Page 14: Dynamic VPN Controller

Defence R&D Canada - Ottawa Centre de recherches pour la défense Ottawa

Subsystems

• The DVC software controls four subsystems:

• IPSec (KAME with manual keying). Establishes secure/authenticated tunnels to trusted remote peers.

• Firewall (IPFilter). Enforces both local and remote access policies.

• Routing (Zebra). Advertizes routes for remote networks within local routing domain.

• DNS (Bind).

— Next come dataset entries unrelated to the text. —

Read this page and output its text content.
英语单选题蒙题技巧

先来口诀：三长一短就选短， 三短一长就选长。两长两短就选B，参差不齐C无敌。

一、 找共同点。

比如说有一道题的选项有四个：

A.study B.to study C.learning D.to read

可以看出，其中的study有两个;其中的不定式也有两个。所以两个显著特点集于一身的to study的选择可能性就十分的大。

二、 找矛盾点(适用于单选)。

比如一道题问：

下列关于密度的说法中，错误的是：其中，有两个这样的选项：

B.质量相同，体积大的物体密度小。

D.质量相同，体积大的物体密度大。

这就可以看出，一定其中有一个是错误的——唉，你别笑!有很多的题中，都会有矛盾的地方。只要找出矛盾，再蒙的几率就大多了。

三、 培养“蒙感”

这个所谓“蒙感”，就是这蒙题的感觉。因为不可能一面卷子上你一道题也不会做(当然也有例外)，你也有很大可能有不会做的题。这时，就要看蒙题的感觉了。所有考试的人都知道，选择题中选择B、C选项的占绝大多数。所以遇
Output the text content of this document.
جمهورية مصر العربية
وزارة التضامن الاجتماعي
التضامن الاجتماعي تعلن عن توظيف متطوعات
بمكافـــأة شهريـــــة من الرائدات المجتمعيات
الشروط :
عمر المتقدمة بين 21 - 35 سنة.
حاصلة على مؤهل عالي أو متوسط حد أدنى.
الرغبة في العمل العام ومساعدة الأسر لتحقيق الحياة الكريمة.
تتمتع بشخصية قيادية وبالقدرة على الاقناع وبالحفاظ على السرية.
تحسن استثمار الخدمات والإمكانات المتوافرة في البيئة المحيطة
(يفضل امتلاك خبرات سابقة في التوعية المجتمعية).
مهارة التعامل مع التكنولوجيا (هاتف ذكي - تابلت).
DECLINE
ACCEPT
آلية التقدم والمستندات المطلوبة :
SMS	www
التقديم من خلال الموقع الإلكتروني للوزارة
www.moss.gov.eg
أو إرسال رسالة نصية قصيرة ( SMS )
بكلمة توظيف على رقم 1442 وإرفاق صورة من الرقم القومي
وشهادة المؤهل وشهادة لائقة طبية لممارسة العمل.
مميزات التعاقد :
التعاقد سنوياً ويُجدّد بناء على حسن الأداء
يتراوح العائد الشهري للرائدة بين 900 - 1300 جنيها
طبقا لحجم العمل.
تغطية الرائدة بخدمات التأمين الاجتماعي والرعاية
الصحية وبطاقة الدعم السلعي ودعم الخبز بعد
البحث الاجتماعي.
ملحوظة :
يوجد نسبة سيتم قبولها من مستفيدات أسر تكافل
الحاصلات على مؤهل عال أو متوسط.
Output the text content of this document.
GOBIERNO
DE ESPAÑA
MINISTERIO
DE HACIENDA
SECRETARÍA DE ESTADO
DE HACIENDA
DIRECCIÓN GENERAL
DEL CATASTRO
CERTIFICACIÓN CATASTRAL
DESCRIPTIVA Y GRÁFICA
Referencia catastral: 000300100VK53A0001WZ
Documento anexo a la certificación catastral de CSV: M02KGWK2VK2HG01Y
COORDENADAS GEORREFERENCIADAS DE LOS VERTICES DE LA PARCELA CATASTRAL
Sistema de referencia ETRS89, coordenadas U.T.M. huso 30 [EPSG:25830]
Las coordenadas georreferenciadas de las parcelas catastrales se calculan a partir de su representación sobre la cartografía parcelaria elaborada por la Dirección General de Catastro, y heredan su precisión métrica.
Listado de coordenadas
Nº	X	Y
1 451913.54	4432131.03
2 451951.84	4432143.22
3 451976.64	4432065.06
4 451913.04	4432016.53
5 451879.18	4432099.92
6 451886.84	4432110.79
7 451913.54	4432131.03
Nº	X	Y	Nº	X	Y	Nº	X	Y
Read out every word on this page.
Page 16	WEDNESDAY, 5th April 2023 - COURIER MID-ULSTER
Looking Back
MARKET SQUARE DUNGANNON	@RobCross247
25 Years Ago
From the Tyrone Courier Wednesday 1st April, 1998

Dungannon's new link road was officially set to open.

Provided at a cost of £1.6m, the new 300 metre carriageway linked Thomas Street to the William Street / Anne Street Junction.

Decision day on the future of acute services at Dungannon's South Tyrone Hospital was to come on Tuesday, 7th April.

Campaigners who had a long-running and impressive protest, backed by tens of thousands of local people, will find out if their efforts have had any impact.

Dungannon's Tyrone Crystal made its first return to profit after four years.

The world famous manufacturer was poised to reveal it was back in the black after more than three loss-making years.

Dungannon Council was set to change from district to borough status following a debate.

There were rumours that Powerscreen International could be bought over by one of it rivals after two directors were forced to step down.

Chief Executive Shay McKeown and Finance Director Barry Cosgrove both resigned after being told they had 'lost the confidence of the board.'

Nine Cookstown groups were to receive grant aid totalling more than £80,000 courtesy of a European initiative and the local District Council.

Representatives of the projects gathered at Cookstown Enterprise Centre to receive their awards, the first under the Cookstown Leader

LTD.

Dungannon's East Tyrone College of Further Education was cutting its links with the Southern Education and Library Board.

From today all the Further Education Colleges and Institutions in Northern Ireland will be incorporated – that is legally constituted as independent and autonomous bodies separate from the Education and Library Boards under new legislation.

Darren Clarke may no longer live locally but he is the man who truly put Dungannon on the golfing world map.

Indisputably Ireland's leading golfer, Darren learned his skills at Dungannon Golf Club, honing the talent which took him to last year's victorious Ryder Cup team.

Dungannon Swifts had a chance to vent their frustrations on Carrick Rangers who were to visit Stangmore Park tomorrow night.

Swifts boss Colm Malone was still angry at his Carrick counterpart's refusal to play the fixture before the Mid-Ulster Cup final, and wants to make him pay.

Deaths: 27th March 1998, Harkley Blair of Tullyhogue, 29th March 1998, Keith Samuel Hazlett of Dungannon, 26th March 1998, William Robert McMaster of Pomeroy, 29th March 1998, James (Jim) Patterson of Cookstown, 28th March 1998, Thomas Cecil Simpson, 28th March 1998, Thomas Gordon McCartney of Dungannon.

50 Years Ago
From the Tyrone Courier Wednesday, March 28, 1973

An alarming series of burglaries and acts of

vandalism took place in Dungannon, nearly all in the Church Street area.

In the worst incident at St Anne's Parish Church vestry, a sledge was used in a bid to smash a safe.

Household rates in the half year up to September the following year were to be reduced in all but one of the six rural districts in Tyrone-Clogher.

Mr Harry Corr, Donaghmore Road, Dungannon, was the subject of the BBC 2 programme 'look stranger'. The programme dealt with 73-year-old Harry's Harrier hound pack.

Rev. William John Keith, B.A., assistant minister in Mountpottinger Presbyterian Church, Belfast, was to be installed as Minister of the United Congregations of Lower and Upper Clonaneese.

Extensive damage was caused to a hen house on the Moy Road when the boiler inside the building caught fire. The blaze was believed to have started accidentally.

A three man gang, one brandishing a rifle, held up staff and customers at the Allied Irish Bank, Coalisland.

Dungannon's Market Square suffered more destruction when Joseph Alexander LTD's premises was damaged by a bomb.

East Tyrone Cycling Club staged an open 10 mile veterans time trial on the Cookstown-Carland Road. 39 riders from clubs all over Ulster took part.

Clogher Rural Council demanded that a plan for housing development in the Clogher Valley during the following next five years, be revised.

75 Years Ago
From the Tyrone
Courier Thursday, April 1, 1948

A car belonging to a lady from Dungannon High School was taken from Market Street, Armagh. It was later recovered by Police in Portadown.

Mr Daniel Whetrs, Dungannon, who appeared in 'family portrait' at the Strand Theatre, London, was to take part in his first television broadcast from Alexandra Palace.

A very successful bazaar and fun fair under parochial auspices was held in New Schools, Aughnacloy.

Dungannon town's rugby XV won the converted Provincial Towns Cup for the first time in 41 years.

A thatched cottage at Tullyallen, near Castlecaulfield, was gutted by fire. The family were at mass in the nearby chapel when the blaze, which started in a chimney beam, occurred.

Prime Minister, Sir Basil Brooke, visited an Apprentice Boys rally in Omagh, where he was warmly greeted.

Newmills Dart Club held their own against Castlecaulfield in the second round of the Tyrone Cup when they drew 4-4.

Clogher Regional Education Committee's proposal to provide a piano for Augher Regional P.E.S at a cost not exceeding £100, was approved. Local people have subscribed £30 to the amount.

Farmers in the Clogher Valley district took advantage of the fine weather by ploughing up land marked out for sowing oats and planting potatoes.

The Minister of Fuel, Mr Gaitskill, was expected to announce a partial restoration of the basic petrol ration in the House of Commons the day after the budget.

Advertizes name binding necessary to access remote services from within local domain.

• DVC Subsystems implemented as perl packages with well-defined interfaces.

• Will facilitate the development of subsystems on different platforms such as Cisco and Linux.

Page 15: Dynamic VPN Controller

Defence R&D Canada - Ottawa Centre de recherches pour la défense Ottawa

Health & Status Monitoring

• A DVC monitors the health (round-trip-time, packet loss) of the VPN to all remote DVCs.

• A DVC also reports status information (# of packets, # of bytes).

• Health and Status are periodically reported to DVC Operator.

• Health is also communicated to other partner DVCs .

• Each DVC can determine the current topology of the entire VPN.

• Who is connected to who?

• What is the health of their connections?

Page 16: Dynamic VPN Controller

Defence R&D Canada - Ottawa Centre de recherches pour la défense Ottawa

No Central Authority

• A DVC maintains all configuration information in its Local Policy Database.

• A DVC does not rely on any central authority for configuration information.

• All members of VPN are equal partners.

• Each DVC maintains its own notion of its partners.

Page 17: Dynamic VPN Controller

Defence R&D Canada - Ottawa Centre de recherches pour la défense Ottawa

Scaling Issues

• The system establishes a fully-meshed topology.

• The system will not scale to hundreds of sites.

• A SSL connection is needed between each pair of DVCs.

• An IPSec tunnel is needed between each pair of DVCs.

• Partial meshing requires that intermediate DVCs can decrypt data in transit.

Page 18: Dynamic VPN Controller

Defence R&D Canada - Ottawa Centre de recherches pour la défense Ottawa

Current Enhancements

• Introduction of locally defined “expect” policies to assist in validating policies proposed by remote partner.

• Introduction of XML as the encoding mechanism for DVC control messages and security policies.

• A “Policy Editor” will be added to the DVC GUI.

• Currently the policy must be edited on the DVC system using a Unix text-based editor.

• Policy Editor is likely to be implemented in Java.

Page 19: Dynamic VPN Controller

Defence R&D Canada - Ottawa Centre de recherches pour la défense Ottawa

Future Enhancements?

• Multi-platform support - Linux

• Porting DVC system to IPv6 including the integration of IPv6 support within the IPSec, Firewall, Routing and DNS subsystems.

• Migrate the IPsec, Firewall, Routing and DNS subsystems onto separate systems. IPSec, firewall and routing could reside on the boundary enforcement point - Cisco.

• The development of an active GUI to shift most of the operator update responsibility to the client workstation. Real-Time “pushed” updates instead of periodic “pulled” updates would considerably speed up the feedback to the DVC Operator.